Turns out, the levels of carbon dioxide on early Mars were too low to foster a warm enough red planet where liquid water could exist. Without sufficient carbon dioxide, the planet would have been far too cold to feature a lake environment 3.5 billion years ago. And yet, we know that Mars had ancient lakes! Scientists are baffled by the new findings, published Monday in the journal Proceedings of the National Academy of Sciences.

Before the research team at NASA’s Ames Research Center found otherwise, we always thought carbon dioxide was crucial to keeping a planet warm enough to be potentially habitable. Young Mars must have had a decent supply — after all, we know there was liquid water.

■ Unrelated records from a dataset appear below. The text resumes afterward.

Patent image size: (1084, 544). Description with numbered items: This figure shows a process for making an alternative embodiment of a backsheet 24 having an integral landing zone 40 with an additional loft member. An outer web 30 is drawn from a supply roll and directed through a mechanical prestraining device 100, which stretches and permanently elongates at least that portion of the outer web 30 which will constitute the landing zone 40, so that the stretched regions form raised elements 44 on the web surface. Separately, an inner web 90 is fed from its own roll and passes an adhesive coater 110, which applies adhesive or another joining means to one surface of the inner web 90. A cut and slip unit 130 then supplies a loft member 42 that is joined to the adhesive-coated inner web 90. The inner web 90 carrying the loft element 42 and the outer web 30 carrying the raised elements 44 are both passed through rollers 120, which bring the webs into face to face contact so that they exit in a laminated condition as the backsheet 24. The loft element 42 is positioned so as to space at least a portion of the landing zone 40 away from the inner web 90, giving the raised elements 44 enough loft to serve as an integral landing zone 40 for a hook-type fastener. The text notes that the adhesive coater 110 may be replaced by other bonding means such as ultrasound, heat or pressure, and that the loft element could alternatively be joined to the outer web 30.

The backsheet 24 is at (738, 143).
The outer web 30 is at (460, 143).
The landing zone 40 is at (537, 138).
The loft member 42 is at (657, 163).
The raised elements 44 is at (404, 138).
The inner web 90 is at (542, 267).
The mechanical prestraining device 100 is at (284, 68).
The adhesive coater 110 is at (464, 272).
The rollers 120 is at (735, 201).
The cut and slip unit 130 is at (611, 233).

So if carbon dioxide levels back then were too low to keep the water temperature above freezing, what else could have been doing it?

“That’s really tricky, and we don’t have a very good idea of how that happened,” Thomas Bristow, a research scientist Ames and the paper’s first author, told Inverse by phone. “I can tell you that there are a couple of possibilities.”

Possibility #1: The lakes could have been covered by a layer of ice that acted as a sort of blanket, preventing the water beneath from freezing or escaping into the atmosphere — sounds reasonable enough. The problem here is that the Curiosity rover hasn’t seen any convincing evidence of this ice cap in the sediment it’s been analyzing. If a sample had been deposited in an icy, glacial environment, it should have a particular set of features, like drop stones (rock fragments that became embedded), ice wedges, or glacial till (a term for a kind of glacial-deposited sediment).

So far, however, we’ve observed nothing.

Possibility #2: Mars overall has always been extremely cold, but perhaps it was warmer intermittently. Sulfur dioxide released by volcanoes could potentially keep the planet warm for maybe a few hundred or thousand years at a time before it escaped out of the atmosphere and left the planet to cool again. The problem with this theory is that Curiosity has been working its way through hundreds of meters of Gale Crater lake deposits already, which implies the lake was around for hundreds of thousands to millions of years — so that the “transient volcanic model,” as Bristow describes it, doesn’t seem to fit.


Scientists are also looking to the effects of various greenhouse gases for a potential explanation, but essentially there’s no clean answer so far. As [Curiosity] keeps going up Mount Sharp, Bristow and his colleagues will keep observing the sediment and look for clues as to whether there was ice or not.

“The rover is going to keep climbing, and we’re expecting to see changes in climate conditions on Mars being reflected in changes in the rocks as we climb [higher up Mount Sharp],” Bristow said. “So perhaps we go along and build that story well get additional clues into exactly how early Mars was operating.”

This is as good a place as any to bring up the faint young sun paradox — early Earth had liquid water just as early Mars did, and yet the Sun two or four billion years ago should have been too young and faint to produce enough energy for that. The new findings simply deepen the mysteries behind how water and habitable environments developed in the solar system.

We’ve been able to investigate the mystery on Earth by looking at ancient rocks, and on Mars by analyzing images from afar, but one of the very many cool things about Curiosity is that this is the first time we’ve really been able to get on the ground and test ancient rocks on the red planet, too. Now that we can begin comparing that data to the data we’ve gathered from space, maybe we’ll start getting somewhere.